Дети всегда правы
Сантьяго работал над этой темой долгое время. Пациенты, страдавшие синдромом Трумана, были убеждены, что их постоянно снимают, что каждая минута их жизни становится чьим-нибудь достоянием: например, телевизионного реалити-шоу, стриминговой платформы или глубин даркнета… Что все их окружение участвует в глобальном заговоре. Друзья, коллеги и члены семьи играют загодя написанные роли, проверяют на прочность и скрывают правду.
Как правило, пациенты заранее чувствовали крайнюю степень тревожности, и она находила вполне логичное объяснение в идее глобального заговора. Уверенные в том, что всеобщее внимание направлено только на них, что за ними наблюдает невидимая публика, эти пациенты не чувствовали ничего странного в причинах этой тревожности.

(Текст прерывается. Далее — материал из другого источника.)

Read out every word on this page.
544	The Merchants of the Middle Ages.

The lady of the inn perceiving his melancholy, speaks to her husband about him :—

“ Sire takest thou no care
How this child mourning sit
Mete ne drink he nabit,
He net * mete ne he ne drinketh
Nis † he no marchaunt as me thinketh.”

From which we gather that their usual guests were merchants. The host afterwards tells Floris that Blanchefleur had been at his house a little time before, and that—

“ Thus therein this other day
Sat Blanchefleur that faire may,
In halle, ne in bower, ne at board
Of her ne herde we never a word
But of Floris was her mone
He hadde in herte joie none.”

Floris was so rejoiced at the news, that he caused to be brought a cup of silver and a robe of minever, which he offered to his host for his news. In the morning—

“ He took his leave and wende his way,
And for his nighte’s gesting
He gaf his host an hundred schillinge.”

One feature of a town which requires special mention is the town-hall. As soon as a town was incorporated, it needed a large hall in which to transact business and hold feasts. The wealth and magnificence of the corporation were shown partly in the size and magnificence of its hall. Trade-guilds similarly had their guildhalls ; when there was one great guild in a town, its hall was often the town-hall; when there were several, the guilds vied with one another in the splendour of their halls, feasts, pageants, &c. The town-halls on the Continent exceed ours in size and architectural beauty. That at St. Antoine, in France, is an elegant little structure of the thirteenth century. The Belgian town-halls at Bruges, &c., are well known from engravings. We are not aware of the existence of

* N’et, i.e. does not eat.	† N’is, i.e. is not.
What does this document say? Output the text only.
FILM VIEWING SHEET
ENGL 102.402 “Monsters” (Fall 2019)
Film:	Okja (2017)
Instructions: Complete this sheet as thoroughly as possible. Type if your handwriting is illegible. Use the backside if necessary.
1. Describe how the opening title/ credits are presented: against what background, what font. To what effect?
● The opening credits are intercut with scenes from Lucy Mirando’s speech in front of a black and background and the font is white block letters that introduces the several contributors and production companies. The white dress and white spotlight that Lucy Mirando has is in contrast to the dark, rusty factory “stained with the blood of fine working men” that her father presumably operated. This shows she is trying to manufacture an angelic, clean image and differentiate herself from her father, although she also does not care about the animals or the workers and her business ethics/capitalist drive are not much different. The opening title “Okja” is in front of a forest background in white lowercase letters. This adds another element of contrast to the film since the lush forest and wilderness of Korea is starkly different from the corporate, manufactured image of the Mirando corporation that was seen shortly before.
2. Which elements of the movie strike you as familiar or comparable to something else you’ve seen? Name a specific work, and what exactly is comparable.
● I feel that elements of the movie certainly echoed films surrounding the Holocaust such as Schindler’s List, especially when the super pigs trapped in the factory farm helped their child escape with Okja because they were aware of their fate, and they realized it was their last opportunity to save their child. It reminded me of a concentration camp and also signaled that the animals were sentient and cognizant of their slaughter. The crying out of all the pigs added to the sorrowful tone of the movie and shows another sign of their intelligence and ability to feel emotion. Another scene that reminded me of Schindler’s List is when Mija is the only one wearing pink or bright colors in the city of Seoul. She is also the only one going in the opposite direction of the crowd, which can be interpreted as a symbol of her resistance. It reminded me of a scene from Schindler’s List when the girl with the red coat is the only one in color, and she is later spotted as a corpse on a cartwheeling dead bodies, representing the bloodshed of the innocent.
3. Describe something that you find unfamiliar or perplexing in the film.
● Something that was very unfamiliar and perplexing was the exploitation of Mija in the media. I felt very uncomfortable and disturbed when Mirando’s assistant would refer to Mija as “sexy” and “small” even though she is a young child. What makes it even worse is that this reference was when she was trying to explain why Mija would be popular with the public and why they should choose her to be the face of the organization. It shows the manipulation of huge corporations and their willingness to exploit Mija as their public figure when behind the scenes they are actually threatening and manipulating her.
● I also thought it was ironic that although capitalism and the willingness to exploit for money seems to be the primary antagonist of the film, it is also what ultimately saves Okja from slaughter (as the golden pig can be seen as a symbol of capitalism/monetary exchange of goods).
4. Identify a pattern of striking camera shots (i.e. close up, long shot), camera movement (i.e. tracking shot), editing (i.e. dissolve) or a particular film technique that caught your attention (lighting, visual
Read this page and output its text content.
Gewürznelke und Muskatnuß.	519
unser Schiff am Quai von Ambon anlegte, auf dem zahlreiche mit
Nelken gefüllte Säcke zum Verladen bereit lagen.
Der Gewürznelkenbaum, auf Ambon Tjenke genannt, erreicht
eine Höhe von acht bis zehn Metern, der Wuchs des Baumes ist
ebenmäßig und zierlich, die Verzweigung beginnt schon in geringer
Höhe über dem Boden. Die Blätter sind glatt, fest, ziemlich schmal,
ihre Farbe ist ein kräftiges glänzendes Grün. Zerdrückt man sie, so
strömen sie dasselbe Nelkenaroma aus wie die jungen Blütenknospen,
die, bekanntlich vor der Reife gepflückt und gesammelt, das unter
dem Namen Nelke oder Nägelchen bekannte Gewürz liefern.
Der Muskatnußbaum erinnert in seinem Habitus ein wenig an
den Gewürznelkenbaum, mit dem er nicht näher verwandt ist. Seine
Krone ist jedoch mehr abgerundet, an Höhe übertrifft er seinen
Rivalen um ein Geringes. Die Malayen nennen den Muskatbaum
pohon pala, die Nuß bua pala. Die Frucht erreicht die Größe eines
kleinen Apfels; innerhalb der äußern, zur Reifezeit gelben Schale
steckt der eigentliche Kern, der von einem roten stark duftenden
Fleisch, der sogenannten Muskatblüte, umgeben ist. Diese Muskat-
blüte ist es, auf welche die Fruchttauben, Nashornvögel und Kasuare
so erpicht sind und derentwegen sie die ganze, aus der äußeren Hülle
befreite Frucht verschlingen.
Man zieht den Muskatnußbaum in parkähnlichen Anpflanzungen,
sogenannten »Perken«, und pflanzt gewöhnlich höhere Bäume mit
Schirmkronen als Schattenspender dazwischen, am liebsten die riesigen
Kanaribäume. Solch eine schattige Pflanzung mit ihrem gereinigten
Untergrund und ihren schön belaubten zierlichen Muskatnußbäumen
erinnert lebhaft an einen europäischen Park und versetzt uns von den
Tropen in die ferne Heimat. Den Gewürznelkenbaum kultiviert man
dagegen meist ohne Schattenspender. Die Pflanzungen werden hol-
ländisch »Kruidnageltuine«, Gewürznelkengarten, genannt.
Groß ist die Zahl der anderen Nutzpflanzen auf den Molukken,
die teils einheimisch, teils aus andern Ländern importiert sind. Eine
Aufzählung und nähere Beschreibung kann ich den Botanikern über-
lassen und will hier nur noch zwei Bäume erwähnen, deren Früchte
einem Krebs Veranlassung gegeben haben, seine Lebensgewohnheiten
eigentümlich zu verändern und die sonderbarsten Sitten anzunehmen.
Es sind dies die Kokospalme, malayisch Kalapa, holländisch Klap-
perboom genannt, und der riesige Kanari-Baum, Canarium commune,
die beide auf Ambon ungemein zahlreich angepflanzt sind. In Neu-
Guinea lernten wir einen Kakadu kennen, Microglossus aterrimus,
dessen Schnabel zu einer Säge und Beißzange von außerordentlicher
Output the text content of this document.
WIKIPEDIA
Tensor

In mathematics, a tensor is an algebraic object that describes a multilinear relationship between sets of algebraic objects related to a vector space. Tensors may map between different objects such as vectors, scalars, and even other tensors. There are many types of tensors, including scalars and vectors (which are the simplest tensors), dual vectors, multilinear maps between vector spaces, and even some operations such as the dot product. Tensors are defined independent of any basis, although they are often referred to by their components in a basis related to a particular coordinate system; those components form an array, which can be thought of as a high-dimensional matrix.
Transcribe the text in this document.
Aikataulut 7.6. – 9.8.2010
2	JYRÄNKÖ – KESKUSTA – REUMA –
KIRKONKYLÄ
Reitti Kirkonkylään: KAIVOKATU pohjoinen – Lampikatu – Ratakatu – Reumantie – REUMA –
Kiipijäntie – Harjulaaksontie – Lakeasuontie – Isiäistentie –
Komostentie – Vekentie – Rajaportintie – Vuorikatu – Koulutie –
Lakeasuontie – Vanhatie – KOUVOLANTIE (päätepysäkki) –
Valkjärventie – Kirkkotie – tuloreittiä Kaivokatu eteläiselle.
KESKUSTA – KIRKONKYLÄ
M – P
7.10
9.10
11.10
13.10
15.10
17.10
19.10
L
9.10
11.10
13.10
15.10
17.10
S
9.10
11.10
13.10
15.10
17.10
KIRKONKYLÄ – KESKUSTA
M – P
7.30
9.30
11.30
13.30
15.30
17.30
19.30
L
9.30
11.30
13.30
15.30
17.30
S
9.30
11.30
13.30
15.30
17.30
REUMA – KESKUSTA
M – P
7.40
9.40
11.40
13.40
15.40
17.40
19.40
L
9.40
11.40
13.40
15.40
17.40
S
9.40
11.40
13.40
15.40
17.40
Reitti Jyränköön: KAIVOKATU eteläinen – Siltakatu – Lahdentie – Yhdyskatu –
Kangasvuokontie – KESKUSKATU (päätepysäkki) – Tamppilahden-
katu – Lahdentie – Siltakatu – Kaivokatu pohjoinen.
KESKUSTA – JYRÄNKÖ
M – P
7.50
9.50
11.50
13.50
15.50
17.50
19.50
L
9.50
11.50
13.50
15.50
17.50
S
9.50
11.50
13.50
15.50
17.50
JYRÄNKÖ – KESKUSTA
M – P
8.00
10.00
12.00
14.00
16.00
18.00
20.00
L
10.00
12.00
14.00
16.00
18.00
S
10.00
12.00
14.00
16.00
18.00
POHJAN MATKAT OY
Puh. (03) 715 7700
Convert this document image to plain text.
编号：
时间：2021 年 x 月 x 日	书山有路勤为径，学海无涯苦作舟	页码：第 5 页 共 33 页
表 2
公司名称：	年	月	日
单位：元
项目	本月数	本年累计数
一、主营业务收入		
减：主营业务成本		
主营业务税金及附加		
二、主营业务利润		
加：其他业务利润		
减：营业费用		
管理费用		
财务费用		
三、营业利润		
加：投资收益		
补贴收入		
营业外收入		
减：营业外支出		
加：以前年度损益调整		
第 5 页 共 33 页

В случае Сэмми Диоре расстройство вышло за пределы мнимого спектакля: патология питалась конкретными воспоминаниями и, очевидно, детскими травмами.
В самых тяжелых случаях синдрома пациент думал, что его разум и тело находятся под контролем сверхразвитых технологий, часто в процессе разработки. В окружении гаджетов он начинал воспринимать себя гаджетом, управляемым на расстоянии некой невидимой недоброжелательной инстанцией. Пациент был способен даже слышать голоса, которые, как он полагал, транслировались прямо в его мозг, а воспоминания воспринимались как встроенные без его ведома картинки. Тогда больной был уверен, что абсолютно все его органы управлялись этой силой.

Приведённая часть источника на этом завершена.